Growth companies are creating rich, data-driven personalised experiences and have clearly defined KPIs proving ROI.

“We need data to inform what we’re doing and to inform others across the business of our work. Data is also helping us become far more focused on customer outcomes and ROI.” - CMO Financial Services

In the past data has been heavily used for short term acquisition campaigns, but this has changed. The trend is moving towards longer-term nurturing of customers by utilising data for improving the customer experience for supporting retention. The fastest-growing areas seen in the evolution of data and analytics usage in marketing are for modelling loyalty, NPS and sentiment analysis.

This trend is backed up by growth companies telling us they are increasing the percentage of their marketing budget spent on data and analytics. These companies also don’t have data silos or a lack of capability like the ‘rest of’ group which has enabled the creation of a better view of their customers – a single customer view. Unfortunately, this remains a crucial gap for many businesses to resolve. The message here is ‘there is no alternative’, businesses need to invest in martech now to ensure they are not getting left behind in data, technology and people capabilities. The barriers need to be knocked down.

The 4 biggest barriers getting in the way of business using data and marketing analytics are:

  • Data is kept in silos/not unified
  • Don’t have the processes or systems to measure marketing success through analytics
  • Don’t have people with skills or expertise in data and marketing analytics
  • It takes too long to get answers or information

New Skills Through Tech

We all know the world of marketing has changed significantly over the last 5 years, as has the environment for customers. This rapid change has put pressure on the skills required for individual marketers and teams to deliver to customer expectations.

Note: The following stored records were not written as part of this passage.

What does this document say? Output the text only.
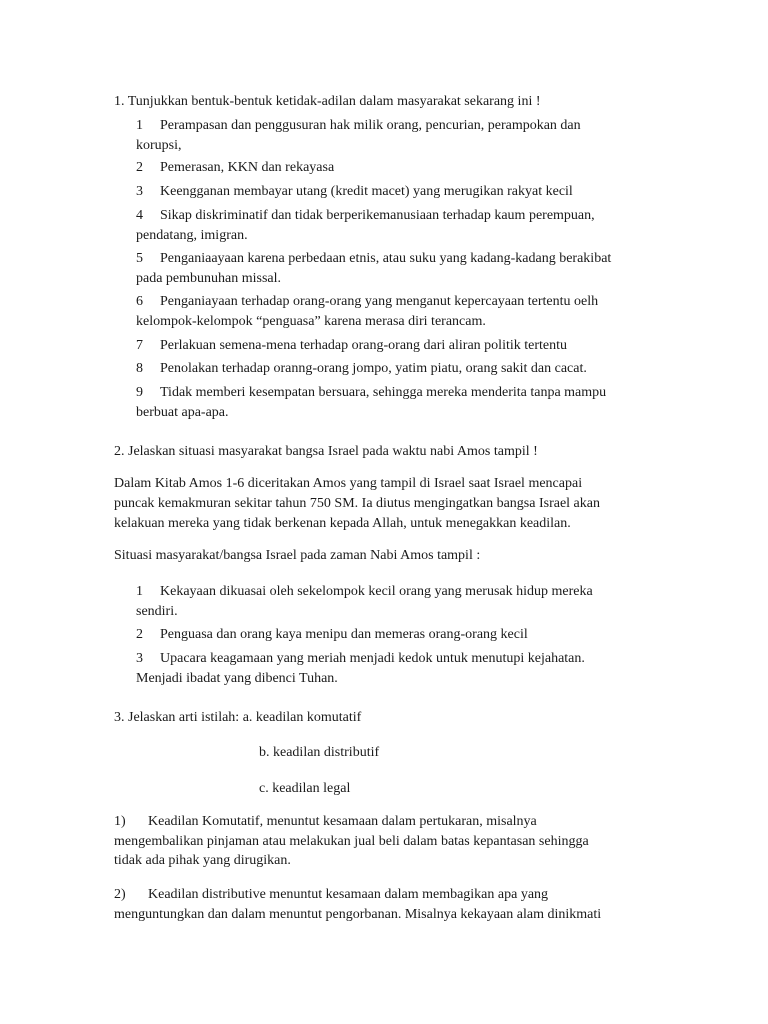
1. Tunjukkan bentuk-bentuk ketidak-adilan dalam masyarakat sekarang ini !
1 Perampasan dan penggusuran hak milik orang, pencurian, perampokan dan
korupsi,
2 Pemerasan, KKN dan rekayasa
3 Keengganan membayar utang (kredit macet) yang merugikan rakyat kecil
4 Sikap diskriminatif dan tidak berperikemanusiaan terhadap kaum perempuan,
pendatang, imigran.
5 Penganiaayaan karena perbedaan etnis, atau suku yang kadang-kadang berakibat
pada pembunuhan missal.
6 Penganiayaan terhadap orang-orang yang menganut kepercayaan tertentu oelh
kelompok-kelompok “penguasa” karena merasa diri terancam.
7 Perlakuan semena-mena terhadap orang-orang dari aliran politik tertentu
8 Penolakan terhadap oranng-orang jompo, yatim piatu, orang sakit dan cacat.
9 Tidak memberi kesempatan bersuara, sehingga mereka menderita tanpa mampu
berbuat apa-apa.
2. Jelaskan situasi masyarakat bangsa Israel pada waktu nabi Amos tampil !
Dalam Kitab Amos 1-6 diceritakan Amos yang tampil di Israel saat Israel mencapai
puncak kemakmuran sekitar tahun 750 SM. Ia diutus mengingatkan bangsa Israel akan
kelakuan mereka yang tidak berkenan kepada Allah, untuk menegakkan keadilan.
Situasi masyarakat/bangsa Israel pada zaman Nabi Amos tampil :
1 Kekayaan dikuasai oleh sekelompok kecil orang yang merusak hidup mereka
sendiri.
2 Penguasa dan orang kaya menipu dan memeras orang-orang kecil
3 Upacara keagamaan yang meriah menjadi kedok untuk menutupi kejahatan.
Menjadi ibadat yang dibenci Tuhan.
3. Jelaskan arti istilah: a. keadilan komutatif
b. keadilan distributif
c. keadilan legal
1) Keadilan Komutatif, menuntut kesamaan dalam pertukaran, misalnya
mengembalikan pinjaman atau melakukan jual beli dalam batas kepantasan sehingga
tidak ada pihak yang dirugikan.
2) Keadilan distributive menuntut kesamaan dalam membagikan apa yang
menguntungkan dan dalam menuntut pengorbanan. Misalnya kekayaan alam dinikmati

It’s not surprising that many organisations have not kept up with the pace of change. That said, successful (growth) organisations have and they have done this through expanding their capability in the areas of customer, data and brand. It is pleasing to see that it’s not all about data and tech and that companies achieving growth have seen the need to raise the capability of their brand expertise. Getting the combination of data, tech, customer and brand right has been a differentiator for growth.

“Increasingly, the capability delivered by marketing is critical and is closely linked to our bottom line. Data, martech, CX and storytelling are all necessary to ensure we can become and remain personalised and relevant” - GM Customer and Marketing Consumer Services

The top 5 skills that businesses are looking to develop or grow in their marketing team are:

  • Marketing automation
  • Customer experience and engagement
  • Digital optimisation
  • Digital engagement and technology
  • Strategy and planning

Summary

So, if only 27% of businesses are growing and we can attribute 4 key areas to driving this growth, what should marketers in the other 73% do? The insights from the growth organisations are clear and provide a great starting place:

  • Review your business direction and initiatives against the 4 key growth areas
  • Compare your activity in these areas against what the growth companies are doing
  • Share the evidence with the c-suite and gain support for change
  • Build a plan to bridge across any gaps in your organisation

Remember, the bar has been raised on all 4 areas and marketers need to be disciplined in their approach if they are to join the 27% club, the club that is doing something different and growing!